Commenting on the economical significance of the proposed service, Al Abdwani said: “There is a big potential for trade and business between the two sides. On the Khasab side, we understand there is a major hypermarket under development. State-run tourism development vehicle Omran is also building hotels on the marine front in Khasab, which will support tourism given its tranquil location and beautiful fjords. Besides, certain arrangements are already in place to ease the movement of nationals from both countries.”

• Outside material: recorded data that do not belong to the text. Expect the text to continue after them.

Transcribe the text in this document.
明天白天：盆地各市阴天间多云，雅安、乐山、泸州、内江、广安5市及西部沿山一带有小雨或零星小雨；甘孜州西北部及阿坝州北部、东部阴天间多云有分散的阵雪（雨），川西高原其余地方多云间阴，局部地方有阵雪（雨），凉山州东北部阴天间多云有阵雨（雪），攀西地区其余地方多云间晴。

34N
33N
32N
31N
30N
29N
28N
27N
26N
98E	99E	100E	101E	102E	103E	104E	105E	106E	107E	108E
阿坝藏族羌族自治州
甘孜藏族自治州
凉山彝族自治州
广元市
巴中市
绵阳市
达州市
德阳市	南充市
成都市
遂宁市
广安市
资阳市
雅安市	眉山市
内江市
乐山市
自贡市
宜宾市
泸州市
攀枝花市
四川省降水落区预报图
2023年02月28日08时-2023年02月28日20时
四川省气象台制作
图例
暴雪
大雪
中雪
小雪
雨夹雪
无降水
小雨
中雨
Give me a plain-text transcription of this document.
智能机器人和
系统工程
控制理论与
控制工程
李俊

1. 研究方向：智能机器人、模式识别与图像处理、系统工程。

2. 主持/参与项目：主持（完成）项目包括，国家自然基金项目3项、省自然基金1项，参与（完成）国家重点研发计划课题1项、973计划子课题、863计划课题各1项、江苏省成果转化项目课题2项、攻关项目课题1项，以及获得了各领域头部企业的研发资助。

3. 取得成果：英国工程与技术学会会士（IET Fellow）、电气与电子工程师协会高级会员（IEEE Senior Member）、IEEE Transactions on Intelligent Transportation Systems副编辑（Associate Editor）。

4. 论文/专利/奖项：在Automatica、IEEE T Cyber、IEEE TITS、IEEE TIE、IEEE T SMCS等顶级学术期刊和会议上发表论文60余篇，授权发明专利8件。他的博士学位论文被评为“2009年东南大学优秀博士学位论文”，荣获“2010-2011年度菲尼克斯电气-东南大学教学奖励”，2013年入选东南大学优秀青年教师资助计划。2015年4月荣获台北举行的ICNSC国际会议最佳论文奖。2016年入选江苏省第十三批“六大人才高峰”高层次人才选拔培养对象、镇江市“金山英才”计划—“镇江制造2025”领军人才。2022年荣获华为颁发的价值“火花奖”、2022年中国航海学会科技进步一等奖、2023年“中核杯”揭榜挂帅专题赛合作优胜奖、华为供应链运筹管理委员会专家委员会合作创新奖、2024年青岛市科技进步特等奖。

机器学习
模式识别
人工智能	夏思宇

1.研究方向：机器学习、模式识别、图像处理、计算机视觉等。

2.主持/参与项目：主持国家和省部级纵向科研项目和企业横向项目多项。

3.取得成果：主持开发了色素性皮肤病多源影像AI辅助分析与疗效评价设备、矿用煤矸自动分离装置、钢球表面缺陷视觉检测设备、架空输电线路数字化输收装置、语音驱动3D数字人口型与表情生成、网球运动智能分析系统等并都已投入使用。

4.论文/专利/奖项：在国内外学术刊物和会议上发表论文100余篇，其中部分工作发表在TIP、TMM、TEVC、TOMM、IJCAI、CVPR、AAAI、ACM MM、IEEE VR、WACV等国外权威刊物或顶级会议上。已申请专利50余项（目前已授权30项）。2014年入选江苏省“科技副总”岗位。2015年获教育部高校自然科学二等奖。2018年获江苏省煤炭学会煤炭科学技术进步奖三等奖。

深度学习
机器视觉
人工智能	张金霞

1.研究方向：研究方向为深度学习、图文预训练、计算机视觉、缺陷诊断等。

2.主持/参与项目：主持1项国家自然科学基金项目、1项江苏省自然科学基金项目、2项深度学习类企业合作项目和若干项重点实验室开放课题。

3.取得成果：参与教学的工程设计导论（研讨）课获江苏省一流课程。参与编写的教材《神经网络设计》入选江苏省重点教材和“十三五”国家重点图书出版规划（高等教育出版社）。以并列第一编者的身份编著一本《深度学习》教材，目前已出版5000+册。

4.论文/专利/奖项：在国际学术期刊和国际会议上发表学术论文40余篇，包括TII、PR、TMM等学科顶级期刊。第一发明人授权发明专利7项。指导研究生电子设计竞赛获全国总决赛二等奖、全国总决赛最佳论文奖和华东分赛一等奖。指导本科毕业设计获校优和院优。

He added that the high speed ferry service would provide an alternative to the present trend of people shuttling between Khasab and Bandar Abbas in small boats — a trend that is not only time-consuming, but also risky. “The trip by fast ferry takes only one hour and 40 minutes, whereas the ride by small boat takes five hours.”
In future, NFC envisions Khasab as a ‘transit hub’ between Muscat and Bandar Abbas, with traders and visitors stopping over at Khasab en route to Iran.
The Chairman and CEO also outlined a number of initiatives by NFC to grow is service network for the benefit of coastal communities. One such initiative centres on plans for the acquisition of two new ferries to shuttle between Shannah on the Sultanate’s mainland with Masirah Island. As part of the move, which won the Board’s approval last week, contracts will be awarded for design and construction of two high-tech ferries, each roughly 45-metre long with a capacity of 300 passengers apiece.
Also given the nod is a proposal to introduce a maritime taxi service that will be deployed off the Sultanate’s northern coast and shuttle between the coastal villages of Dibba and Lima in Musandam Governorate. An initial fleet of three water taxis, each of 18 metres length and capable of speeds of 25 knots, is envisaged.
Meanwhile, NFC is also gearing to launch a new service between Khasab and Shinas.
Operations will commence as soon as ramp infrastructure in Shinas is completed. NFC’s newest high speed ferry Sawqarah will be deployed on the Khasab-Shinas-Khasab route.
He said the company’s vehicle transportation service, which was launched on the Muscat-Khasab sector, has received a robust response.
“After investing in our own ramps which came into operation from March 2011, we are witnessing a big jump in passenger and vehicle traffic on board the high speed ferries. Each trip attracts more than 100 passengers plus 30-35 cars,” he added.